If your baby calms quickly once she has been picked up but after a brief period she once again starts to cry (even in your arms) this may indicate that her need is for something more than a cuddle. If you have ruled out more obvious reasons for a crying baby then a common reason for this pattern of behavior is over-tiredness.
Distress does not automatically mean pain!
Just like adults, babies can become stressed at times. Each baby may display their distress in slightly different ways. Distressed behavior commonly seen in healthy, thriving infants, include the following...
- persistent crying
- pulling up legs
- back arching
- clenched fists
- flailing/jerking arm and leg movements
- feeding difficulties, i.e. refusing to feed or "fighting" feeds
- extreme wakefulness
Obviously, if a baby is experiencing pain she's likely to become distressed. However, it's not always a simple matter to tell whether a baby's distress is due to pain or not, because babies will also display the same distressed behaviors for many reasons that have nothing to do with pain or physical discomfort.
Reasons for distress
Your baby cries to indicate a need for something. If this need is not satisfied, both her crying and her behavior will continue to escalate, often to the point of distress. Having reached this point many babies, particularly those under the age of 3 months, may find it difficult to calm (even with parents help).

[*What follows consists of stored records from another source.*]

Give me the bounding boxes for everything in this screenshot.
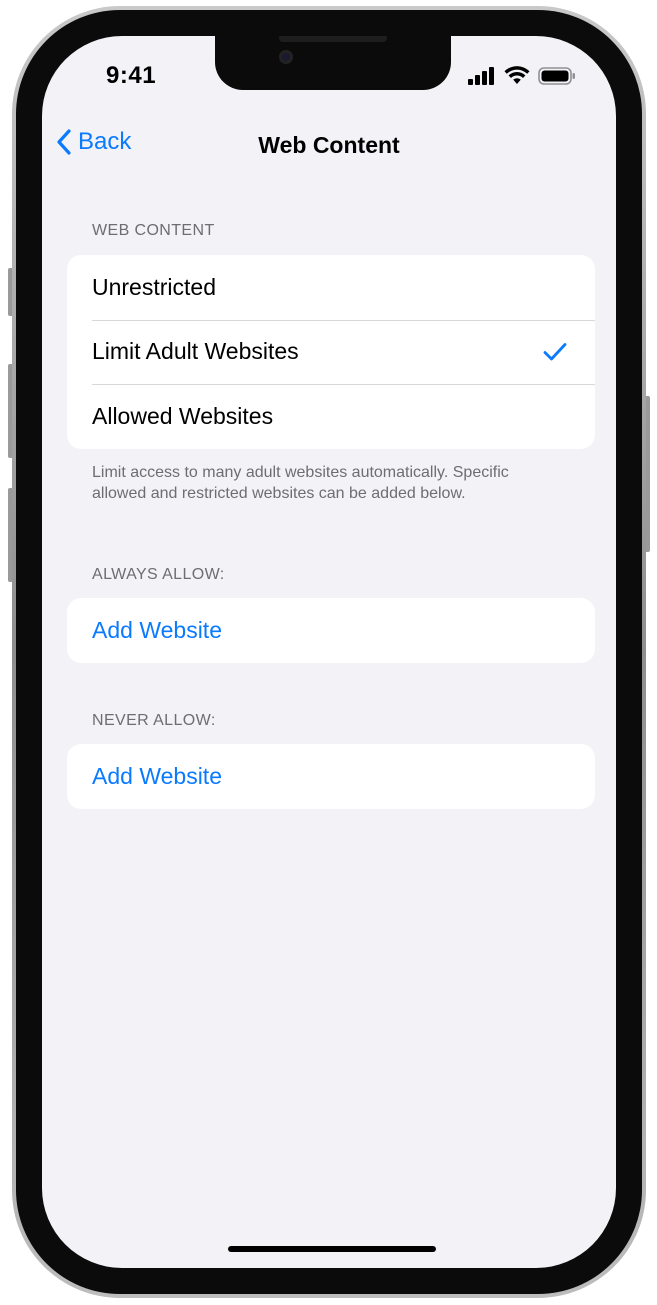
always-allow-section-header: ALWAYS ALLOW:	[92, 566, 225, 583]
phone-screen: 9:41 Back Web Content WEB CONTENT Unrest…	[42, 36, 616, 1268]
web-content-footer-text: Limit access to many adult websites auto…	[92, 464, 509, 502]
option-label: Limit Adult Websites	[92, 338, 299, 365]
earpiece-speaker	[279, 36, 387, 42]
home-indicator[interactable]	[228, 1246, 436, 1252]
always-allow-group: Add Website	[67, 598, 595, 663]
never-allow-group: Add Website	[67, 744, 595, 809]
notch	[215, 36, 451, 90]
option-label: Allowed Websites	[92, 402, 274, 429]
add-website-label: Add Website	[92, 762, 222, 789]
option-label: Unrestricted	[92, 273, 216, 300]
checkmark-icon	[543, 342, 567, 360]
phone-bezel: 9:41 Back Web Content WEB CONTENT Unrest…	[16, 10, 642, 1294]
cellular-signal-icon	[468, 66, 494, 85]
wifi-icon	[504, 66, 530, 84]
page-title: Web Content	[258, 132, 400, 158]
never-allow-section-header: NEVER ALLOW:	[92, 712, 216, 729]
battery-icon	[538, 66, 575, 85]
phone-frame: 9:41 Back Web Content WEB CONTENT Unrest…	[12, 6, 646, 1298]
status-time: 9:41	[106, 62, 157, 89]
option-unrestricted[interactable]: Unrestricted	[67, 255, 595, 320]
web-content-options-group: Unrestricted Limit Adult Websites Allowe…	[67, 255, 595, 449]
option-allowed-websites[interactable]: Allowed Websites	[67, 384, 595, 449]
option-limit-adult-websites[interactable]: Limit Adult Websites	[67, 319, 595, 385]
front-camera	[279, 50, 293, 64]
web-content-section-header: WEB CONTENT	[92, 222, 215, 239]
always-allow-add-website-button[interactable]: Add Website	[67, 598, 595, 663]
add-website-label: Add Website	[92, 616, 222, 643]
never-allow-add-website-button[interactable]: Add Website	[67, 744, 595, 809]
status-icons	[468, 66, 576, 85]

Your baby's temperament will influence how quickly and to what degree her behavior will escalate. (Temperament alone is sometimes blamed for distressed behavior, but it's not that simple.)

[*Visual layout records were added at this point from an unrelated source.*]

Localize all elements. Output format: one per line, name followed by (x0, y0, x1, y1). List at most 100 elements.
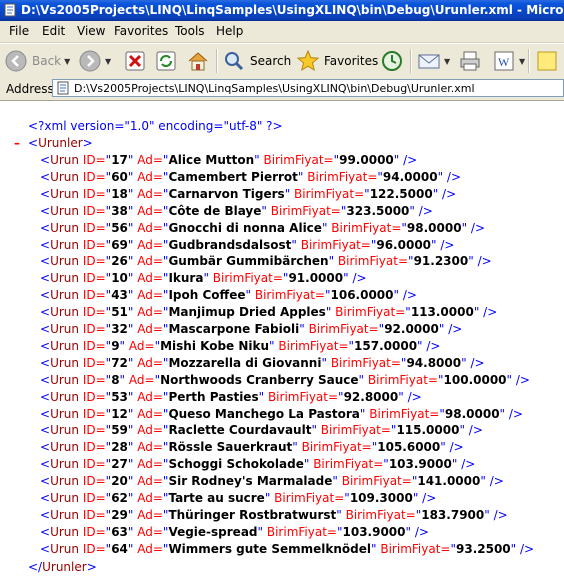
history-icon (382, 51, 402, 71)
attr-price-value: 96.0000 (376, 237, 432, 252)
attr-ad-value: Sir Rodney's Marmalade (168, 474, 333, 489)
attr-ad-name: Ad= (133, 186, 163, 201)
xml-element-row: <Urun ID="69" Ad="Gudbrandsdalsost" Biri… (40, 238, 454, 253)
attr-id-name: ID= (79, 305, 106, 320)
attr-ad-value: Manjimup Dried Apples (168, 305, 326, 320)
attr-price-value: 103.9000 (388, 457, 452, 472)
attr-id-value: 27 (111, 457, 128, 472)
attr-price-name: BirimFiyat= (304, 322, 379, 336)
messenger-button[interactable] (536, 47, 558, 75)
attr-price-value: 94.0000 (382, 169, 438, 184)
menu-edit[interactable]: Edit (40, 21, 67, 42)
menu-favorites[interactable]: Favorites (112, 21, 170, 42)
attr-id-value: 38 (111, 203, 128, 218)
xml-element-row: <Urun ID="20" Ad="Sir Rodney's Marmalade… (40, 474, 504, 489)
attr-ad-value: Ikura (168, 271, 204, 286)
forward-arrow-icon (79, 50, 101, 72)
root-close-start: </ (28, 560, 43, 574)
address-input[interactable]: D:\Vs2005Projects\LINQ\LinqSamples\Using… (52, 79, 564, 97)
attr-price-value: 323.5000 (346, 203, 410, 218)
tag-bracket: < (40, 491, 51, 505)
tag-name: Urun (50, 271, 79, 286)
attr-ad-name: Ad= (133, 457, 163, 472)
xml-viewer: <?xml version="1.0" encoding="utf-8" ?> … (0, 101, 564, 588)
home-button[interactable] (186, 47, 210, 75)
attr-id-value: 12 (111, 406, 128, 421)
attr-price-value: 91.0000 (288, 271, 344, 286)
attr-id-value: 28 (111, 440, 128, 455)
tag-bracket: < (40, 507, 51, 522)
xml-element-row: <Urun ID="10" Ad="Ikura" BirimFiyat="91.… (40, 271, 367, 286)
menu-file[interactable]: File (7, 21, 31, 42)
tag-bracket: < (40, 423, 51, 438)
attr-ad-value: Mishi Kobe Niku (160, 338, 270, 353)
collapse-toggle[interactable]: – (14, 136, 20, 151)
attr-price-name: BirimFiyat= (296, 237, 371, 252)
title-bar[interactable]: D:\Vs2005Projects\LINQ\LinqSamples\Using… (0, 0, 564, 21)
attr-price-name: BirimFiyat= (364, 372, 438, 387)
mail-dropdown-icon[interactable]: ▼ (444, 57, 450, 66)
attr-id-name: ID= (79, 153, 106, 167)
xml-element-row: <Urun ID="56" Ad="Gnocchi di nonna Alice… (40, 221, 485, 236)
forward-button[interactable]: ▼ (78, 47, 111, 75)
mail-button[interactable]: ▼ (417, 47, 450, 75)
tag-close: /> (466, 355, 485, 370)
attr-id-name: ID= (79, 169, 106, 184)
attr-ad-value: Perth Pasties (168, 389, 259, 404)
tag-bracket: < (40, 372, 51, 387)
attr-id-value: 10 (111, 271, 128, 286)
attr-id-value: 18 (111, 186, 128, 201)
menu-help[interactable]: Help (214, 21, 245, 42)
attr-ad-value: Northwoods Cranberry Sauce (160, 372, 359, 387)
attr-price-value: 113.0000 (410, 305, 474, 320)
attr-ad-value: Alice Mutton (168, 153, 255, 167)
tag-bracket: < (40, 406, 51, 421)
tag-bracket: < (40, 474, 51, 489)
attr-price-name: BirimFiyat= (337, 474, 412, 489)
root-close-name: Urunler (42, 560, 87, 574)
tag-name: Urun (50, 322, 79, 336)
edit-button[interactable]: W ▼ (492, 47, 525, 75)
xml-element-row: <Urun ID="17" Ad="Alice Mutton" BirimFiy… (40, 153, 417, 168)
back-dropdown-icon[interactable]: ▼ (64, 57, 70, 66)
edit-dropdown-icon[interactable]: ▼ (519, 57, 525, 66)
stop-button[interactable] (124, 47, 146, 75)
xml-element-row: <Urun ID="43" Ad="Ipoh Coffee" BirimFiya… (40, 288, 417, 303)
attr-price-name: BirimFiyat= (270, 491, 345, 505)
tag-bracket: < (40, 271, 51, 286)
tag-bracket: < (40, 355, 51, 370)
xml-element-row: <Urun ID="27" Ad="Schoggi Schokolade" Bi… (40, 457, 475, 472)
favorites-button[interactable]: Favorites (296, 47, 378, 75)
attr-price-name: BirimFiyat= (309, 457, 384, 472)
print-button[interactable] (458, 47, 482, 75)
refresh-button[interactable] (155, 47, 177, 75)
menu-tools[interactable]: Tools (173, 21, 207, 42)
root-open-bracket: < (28, 136, 39, 150)
history-button[interactable] (380, 47, 404, 75)
attr-id-name: ID= (79, 288, 106, 303)
root-open-name: Urunler (38, 136, 83, 150)
attr-id-value: 64 (111, 541, 128, 556)
back-button[interactable]: Back ▼ (4, 47, 70, 75)
root-open-tag: <Urunler> (28, 136, 93, 151)
attr-price-value: 98.0000 (406, 220, 462, 235)
xml-element-row: <Urun ID="18" Ad="Carnarvon Tigers" Biri… (40, 187, 456, 202)
attr-id-value: 51 (111, 305, 128, 320)
attr-price-value: 106.0000 (330, 288, 394, 303)
tag-bracket: < (40, 220, 51, 235)
attr-price-name: BirimFiyat= (251, 288, 325, 303)
tag-bracket: < (40, 254, 51, 269)
menu-view[interactable]: View (75, 21, 107, 42)
search-button[interactable]: Search (222, 47, 291, 75)
xml-declaration: <?xml version="1.0" encoding="utf-8" ?> (28, 119, 283, 133)
tag-bracket: < (40, 440, 51, 455)
tag-close: /> (348, 271, 367, 286)
xml-element-row: <Urun ID="38" Ad="Côte de Blaye" BirimFi… (40, 204, 433, 219)
forward-dropdown-icon[interactable]: ▼ (105, 57, 111, 66)
attr-price-value: 92.8000 (343, 389, 399, 404)
attr-ad-name: Ad= (133, 524, 163, 539)
favorites-label: Favorites (324, 54, 379, 68)
xml-element-row: <Urun ID="62" Ad="Tarte au sucre" BirimF… (40, 491, 436, 506)
attr-ad-name: Ad= (133, 254, 163, 269)
address-value: D:\Vs2005Projects\LINQ\LinqSamples\Using… (74, 82, 475, 95)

When your baby displays distressed behavior can provide a clue to the possible cause. If your baby's crying or distressed behavior occurs...

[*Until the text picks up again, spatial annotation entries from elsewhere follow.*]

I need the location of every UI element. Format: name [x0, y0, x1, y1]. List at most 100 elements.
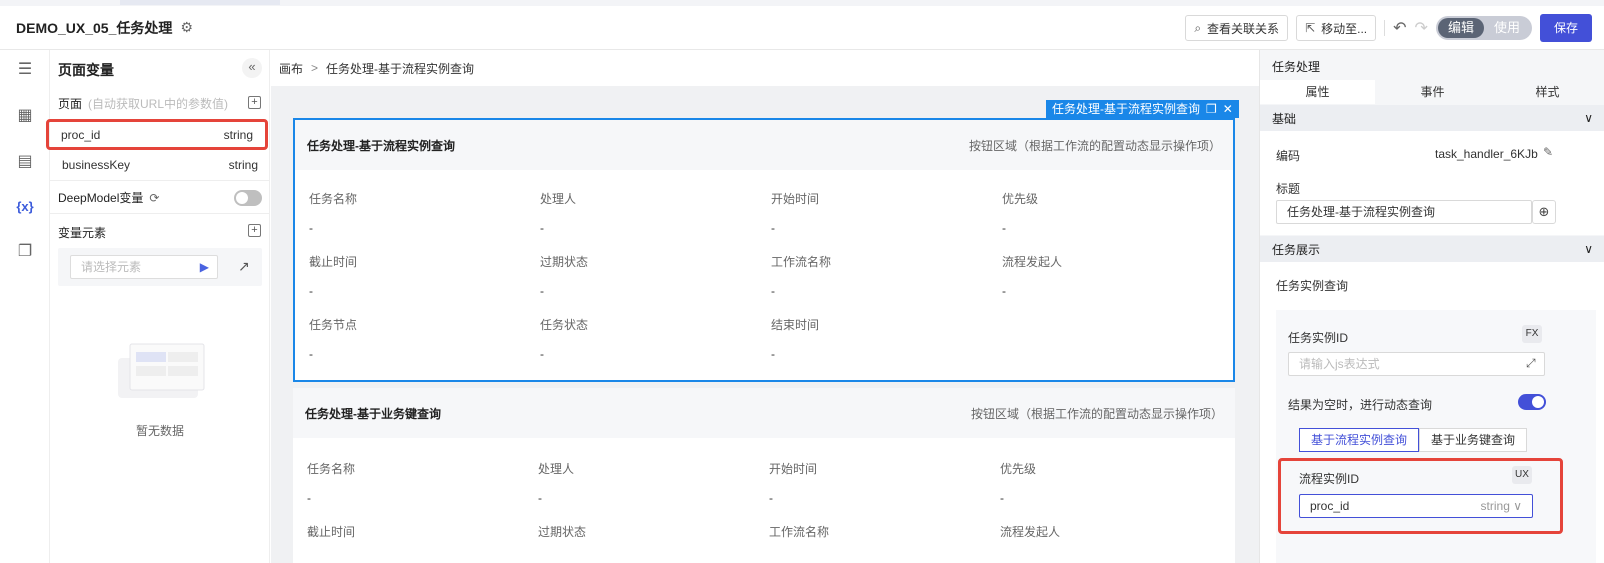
- empty-illustration-icon: [118, 343, 205, 398]
- field-value: -: [309, 284, 313, 298]
- save-button[interactable]: 保存: [1539, 14, 1592, 42]
- tab-events[interactable]: 事件: [1375, 80, 1490, 104]
- gear-icon[interactable]: ⚙: [180, 19, 193, 36]
- field-value: -: [1000, 491, 1004, 505]
- field-start-time: 开始时间 -: [771, 190, 819, 235]
- view-relations-button[interactable]: ⌕ 查看关联关系: [1185, 15, 1289, 41]
- field-task-status: 任务状态 -: [540, 316, 588, 361]
- header-divider: [1384, 20, 1386, 36]
- app-title: DEMO_UX_05_任务处理: [16, 19, 173, 36]
- var-row-businesskey[interactable]: businessKey string: [50, 150, 270, 181]
- var-row-proc-id[interactable]: proc_id string: [46, 119, 268, 150]
- field-workflow-name: 工作流名称: [769, 523, 829, 540]
- element-select-wrap: 请选择元素 ▶ ↗: [58, 248, 262, 286]
- element-select-placeholder: 请选择元素: [81, 260, 142, 274]
- collapse-icon[interactable]: «: [242, 58, 262, 78]
- field-value: -: [771, 284, 775, 298]
- panel-title: 页面变量: [58, 62, 114, 78]
- section-task-display[interactable]: 任务展示 ∨: [1260, 236, 1604, 262]
- table-icon[interactable]: ▤: [14, 150, 36, 172]
- radio-process-instance[interactable]: 基于流程实例查询: [1299, 428, 1420, 452]
- field-value: -: [769, 491, 773, 505]
- active-tab-indicator: [120, 0, 280, 5]
- empty-text: 暂无数据: [135, 424, 184, 438]
- task-card-process[interactable]: 任务处理-基于流程实例查询 按钮区域（根据工作流的配置动态显示操作项） 任务名称…: [293, 118, 1235, 382]
- field-expiry-status: 过期状态: [538, 523, 586, 540]
- var-type: string: [228, 158, 258, 172]
- tree-icon[interactable]: ☰: [14, 58, 36, 80]
- breadcrumb-root[interactable]: 画布: [279, 60, 303, 77]
- radio-business-key[interactable]: 基于业务键查询: [1419, 428, 1528, 452]
- copy-icon[interactable]: ❐: [1206, 100, 1217, 118]
- var-type: string: [223, 127, 253, 142]
- variable-icon[interactable]: {x}: [14, 195, 36, 217]
- code-label: 编码: [1276, 149, 1301, 163]
- instance-query-label: 任务实例查询: [1276, 279, 1349, 293]
- copy-icon[interactable]: ❐: [14, 240, 36, 262]
- selected-component-tag: 任务处理-基于流程实例查询 ❐ ✕: [1046, 100, 1239, 118]
- mode-use[interactable]: 使用: [1484, 18, 1530, 38]
- chevron-down-icon: ∨: [1584, 242, 1593, 256]
- top-header: DEMO_UX_05_任务处理 ⚙ ⌕ 查看关联关系 ⇱ 移动至... ↶ ↷ …: [0, 6, 1604, 50]
- section-basic[interactable]: 基础 ∨: [1260, 105, 1604, 131]
- element-select[interactable]: 请选择元素 ▶: [70, 255, 218, 279]
- field-value: -: [309, 221, 313, 235]
- page-section-hint: (自动获取URL中的参数值): [88, 97, 229, 111]
- mode-toggle[interactable]: 编辑 使用: [1435, 16, 1532, 40]
- refresh-icon[interactable]: ⟳: [149, 191, 159, 205]
- breadcrumb: 画布 > 任务处理-基于流程实例查询: [271, 50, 1259, 86]
- title-input[interactable]: 任务处理-基于流程实例查询: [1276, 200, 1532, 224]
- fx-badge[interactable]: FX: [1522, 325, 1542, 343]
- task-card-business-key[interactable]: 任务处理-基于业务键查询 按钮区域（根据工作流的配置动态显示操作项） 任务名称 -…: [293, 388, 1235, 563]
- move-to-button[interactable]: ⇱ 移动至...: [1296, 15, 1377, 41]
- js-expression-input[interactable]: 请输入js表达式: [1288, 352, 1545, 376]
- code-value: task_handler_6KJb: [1435, 147, 1538, 161]
- field-label: 任务名称: [309, 192, 358, 206]
- field-priority: 优先级 -: [1002, 190, 1038, 235]
- field-task-name: 任务名称 -: [307, 460, 355, 505]
- page-section-label: 页面: [58, 97, 83, 111]
- canvas-area: 画布 > 任务处理-基于流程实例查询 任务处理-基于流程实例查询 ❐ ✕ 任务处…: [271, 50, 1259, 563]
- globe-icon[interactable]: ⊕: [1532, 200, 1556, 224]
- field-initiator: 流程发起人 -: [1002, 253, 1062, 298]
- dynamic-query-toggle[interactable]: [1518, 394, 1546, 410]
- field-label: 结束时间: [771, 318, 820, 332]
- search-doc-icon: ⌕: [1194, 20, 1202, 35]
- field-priority: 优先级 -: [1000, 460, 1036, 505]
- property-tabs: 属性 事件 样式: [1260, 80, 1604, 104]
- mode-edit[interactable]: 编辑: [1437, 18, 1484, 38]
- field-value: -: [307, 491, 311, 505]
- add-element-icon[interactable]: +: [248, 224, 261, 237]
- field-handler: 处理人 -: [540, 190, 576, 235]
- field-label: 任务状态: [540, 318, 589, 332]
- field-label: 截止时间: [309, 255, 358, 269]
- var-name: businessKey: [62, 158, 131, 172]
- chevron-down-icon: ∨: [1584, 111, 1593, 125]
- icon-rail: ☰ ▦ ▤ {x} ❐: [0, 50, 50, 563]
- field-label: 任务名称: [307, 462, 356, 476]
- field-label: 过期状态: [538, 525, 587, 539]
- field-label: 任务节点: [309, 318, 358, 332]
- section-task-display-label: 任务展示: [1272, 242, 1321, 257]
- tab-styles[interactable]: 样式: [1490, 80, 1604, 104]
- close-icon[interactable]: ✕: [1223, 100, 1233, 118]
- field-label: 过期状态: [540, 255, 589, 269]
- query-mode-radio: 基于流程实例查询 基于业务键查询: [1299, 428, 1528, 452]
- field-label: 流程发起人: [1000, 525, 1061, 539]
- grid-icon[interactable]: ▦: [14, 104, 36, 126]
- tab-properties[interactable]: 属性: [1260, 80, 1375, 104]
- field-label: 开始时间: [771, 192, 820, 206]
- panel-title: 任务处理: [1272, 60, 1321, 74]
- undo-icon[interactable]: ↶: [1393, 18, 1406, 38]
- pick-element-icon[interactable]: ▶: [200, 256, 209, 278]
- field-value: -: [309, 347, 313, 361]
- add-page-var-icon[interactable]: +: [248, 96, 261, 109]
- field-label: 处理人: [540, 192, 577, 206]
- redo-icon[interactable]: ↷: [1415, 18, 1428, 38]
- field-label: 优先级: [1000, 462, 1037, 476]
- share-icon[interactable]: ↗: [238, 258, 250, 275]
- deepmodel-toggle[interactable]: [234, 190, 262, 206]
- expand-icon[interactable]: ⤢: [1526, 356, 1536, 371]
- field-task-node: 任务节点 -: [309, 316, 357, 361]
- edit-icon[interactable]: ✎: [1543, 145, 1553, 159]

- During play, consider over-stimulation
- Soon after feeding, consider tiredness (see tired signs). Where gastric symptoms are present and your child is also gaining large amounts of weight also consider over-feeding (see hungry baby).
- Immediately on waking; during the night, after a brief nap or soon after you placed her into her crib asleep, consider a sleep association.
- In the evening; or after a long period awake; or following a day out (even 1/2 day out for babies younger than 6 months) consider over-tiredness.
- During feeding, see common bottle feeding problems or how to tell when your baby is getting enough breast milk.
What you can do to help
The 'cure' for distressed behavior in healthy, thriving infants does not lie with medications (over-the-counter or prescribed). In fact, the side effects of many medications can often make the problem worse. Some medications commonly given to infants that contain a sedative or alcohol will provide a 'perceived cure'. In reality they do little more than sedate the child.
Where your baby is healthy and thriving the 'cure' for distressed behavior lies in making changes to the way you provide care.
- When attempting to calm an already distressed baby choose soothing methods that are aimed towards reducing stimulation and encouraging sleep .
- To reduce the occurrence of distressed behavior, encourage a flexible feeding and sleep routine for your baby. By doing this you will provide the sensory cues to assist your child to organize her internal body clock. It will also assist you to anticipate her needs and hence accurately interpret what her behavior means before she reaches the point of distress.
DISCLAIMER: This brief article can my no means make a diagnosis as to the reasons for your baby's prolonged crying or distressed behavior. If you are concerned that your baby has pain, please see a doctor.